Russell’s broader point — that drivers complaining about regulations is hardly news — was also very valid.
“Everyone’s very quick to criticise things,” he said. “When we’ve had the best cars and the least tyre degradation and when we’ve been happiest, everyone moans the racing’s rubbish. Now drivers aren’t perfectly happy and everyone said it was an amazing race. So you can’t have it all.”
What should F1 be?
And here is where it gets philosophically interesting, because Russell’s argument – essentially, the ends justify the means – requires you to hold a specific view of what Formula 1 is for.
If the point of F1 is entertainment, then Sunday at Albert Park was somewhat of a success. A lead that changed hands at least a dozen times in the opening stint, strategy drama involving two virtual safety cars, a recovery from last place, a home hero crashing before the start and a debut points finish for 18-year-old Arvid Lindblad.

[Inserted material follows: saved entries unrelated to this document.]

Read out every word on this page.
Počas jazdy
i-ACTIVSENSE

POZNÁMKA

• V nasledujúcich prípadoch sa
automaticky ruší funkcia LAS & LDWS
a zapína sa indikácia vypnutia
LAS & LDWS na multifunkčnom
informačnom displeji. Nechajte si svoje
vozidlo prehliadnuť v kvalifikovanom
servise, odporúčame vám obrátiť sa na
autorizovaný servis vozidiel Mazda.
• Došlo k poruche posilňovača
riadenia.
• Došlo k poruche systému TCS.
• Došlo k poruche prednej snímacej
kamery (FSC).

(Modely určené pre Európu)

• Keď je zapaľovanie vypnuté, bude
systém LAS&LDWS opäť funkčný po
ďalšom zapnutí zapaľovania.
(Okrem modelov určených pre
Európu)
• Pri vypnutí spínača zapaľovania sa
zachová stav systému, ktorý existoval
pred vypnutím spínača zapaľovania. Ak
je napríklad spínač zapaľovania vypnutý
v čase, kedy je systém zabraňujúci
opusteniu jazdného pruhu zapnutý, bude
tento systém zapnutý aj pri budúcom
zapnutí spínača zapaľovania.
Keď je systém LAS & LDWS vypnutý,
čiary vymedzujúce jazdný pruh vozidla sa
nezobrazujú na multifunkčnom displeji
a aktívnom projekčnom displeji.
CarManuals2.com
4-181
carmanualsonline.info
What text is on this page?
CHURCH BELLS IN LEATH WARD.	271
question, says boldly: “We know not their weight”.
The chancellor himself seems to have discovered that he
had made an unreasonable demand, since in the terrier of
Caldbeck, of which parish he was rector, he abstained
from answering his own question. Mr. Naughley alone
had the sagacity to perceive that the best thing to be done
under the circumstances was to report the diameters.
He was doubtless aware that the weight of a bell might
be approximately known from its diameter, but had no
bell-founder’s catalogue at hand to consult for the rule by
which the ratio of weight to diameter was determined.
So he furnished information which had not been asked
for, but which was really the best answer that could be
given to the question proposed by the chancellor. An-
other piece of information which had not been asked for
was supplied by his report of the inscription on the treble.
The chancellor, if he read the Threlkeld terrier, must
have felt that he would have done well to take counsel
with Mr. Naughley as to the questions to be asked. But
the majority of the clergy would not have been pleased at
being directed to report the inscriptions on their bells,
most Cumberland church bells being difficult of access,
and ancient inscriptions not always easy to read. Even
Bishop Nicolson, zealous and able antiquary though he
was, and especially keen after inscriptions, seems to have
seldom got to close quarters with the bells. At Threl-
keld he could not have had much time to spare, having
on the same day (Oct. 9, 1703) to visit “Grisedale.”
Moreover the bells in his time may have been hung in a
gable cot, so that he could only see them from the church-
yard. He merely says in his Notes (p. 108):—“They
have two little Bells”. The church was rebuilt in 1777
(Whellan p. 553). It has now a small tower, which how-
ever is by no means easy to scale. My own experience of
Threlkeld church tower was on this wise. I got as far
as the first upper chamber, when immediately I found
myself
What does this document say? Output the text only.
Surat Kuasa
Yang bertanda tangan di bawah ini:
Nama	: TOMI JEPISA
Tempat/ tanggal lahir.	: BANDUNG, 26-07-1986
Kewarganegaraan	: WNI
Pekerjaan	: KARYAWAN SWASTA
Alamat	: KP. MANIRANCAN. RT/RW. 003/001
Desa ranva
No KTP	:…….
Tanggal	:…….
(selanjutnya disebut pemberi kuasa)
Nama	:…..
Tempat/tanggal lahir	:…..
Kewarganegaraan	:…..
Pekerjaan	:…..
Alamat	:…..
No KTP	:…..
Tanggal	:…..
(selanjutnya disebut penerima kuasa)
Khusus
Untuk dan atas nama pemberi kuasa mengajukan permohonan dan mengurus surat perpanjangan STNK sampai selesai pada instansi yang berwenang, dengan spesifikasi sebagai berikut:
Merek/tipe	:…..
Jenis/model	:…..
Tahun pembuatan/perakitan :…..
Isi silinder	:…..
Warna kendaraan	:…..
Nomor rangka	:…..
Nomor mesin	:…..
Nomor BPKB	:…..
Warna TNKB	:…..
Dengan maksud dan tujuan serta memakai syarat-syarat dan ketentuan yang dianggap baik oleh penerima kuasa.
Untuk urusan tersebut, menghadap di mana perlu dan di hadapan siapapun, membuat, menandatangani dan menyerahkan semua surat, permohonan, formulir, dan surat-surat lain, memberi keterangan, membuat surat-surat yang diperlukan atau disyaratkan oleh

The Australian GP nearly tripled its overtakings this year
Grand Prix Photo
But if you believe, as Verstappen and many other clearly do, that Formula 1’s primary identity is the world’s greatest drivers pushing the world’s most sophisticated machines to their absolute limit – that the irreducible core of the series is skill expressed through speed, not energy tokens managed through a boost button – then the Mario Kart comparison does real damage.
The problem is not that the racing looked poor. It is that the racing looked like something other than driving.
The overtakes on Sunday were not produced by a perfectly timed late apex or a daring dive under braking, or even a DRS pass that everybody understood was a DRS pass. They were produced by a button push, a battery differential, and the arbitrary timing of an energy replenishment cycle. The result looked somewhat exciting, but the mechanism felt hollow.
The Mario Kart example is an almost perfect analogy for the current dilemma facing F1.
Many people enjoy Mario Kart, with its gimmicks and its power-ups, and can have a truly fun time with it.
Many other people enjoy serious sim-racing, as it helps them emulate real-life racing at home.
There is no written rule that specifies what Formula 1 should exactly be, so at the end of the day, the championship is what it is at any given moment.
Formula 1 has changed almost unrecognisably over the decades, to the point where asking what F1 is actually supposed to be becomes a moot point.
F1 is, above all, a commercial operation, and how it transforms usually follows financial reasons, something visibly obvious since Liberty Media took over.
The current rules are just another response to those financial interests, and further change will only occur if the interested parties demand it or if interest in the championship wanes as a result of the regulations.
Does it matter that drivers are unhappy, or that fans are divided? Not in isolation — not until stars start leaving, audiences start drifting, or safety forces the issue. Only then does the philosophical question become a commercial one. And that threshold, for now, hasn’t been crossed.
In the meantime, the championship’s bosses will have no major issue with the current divide.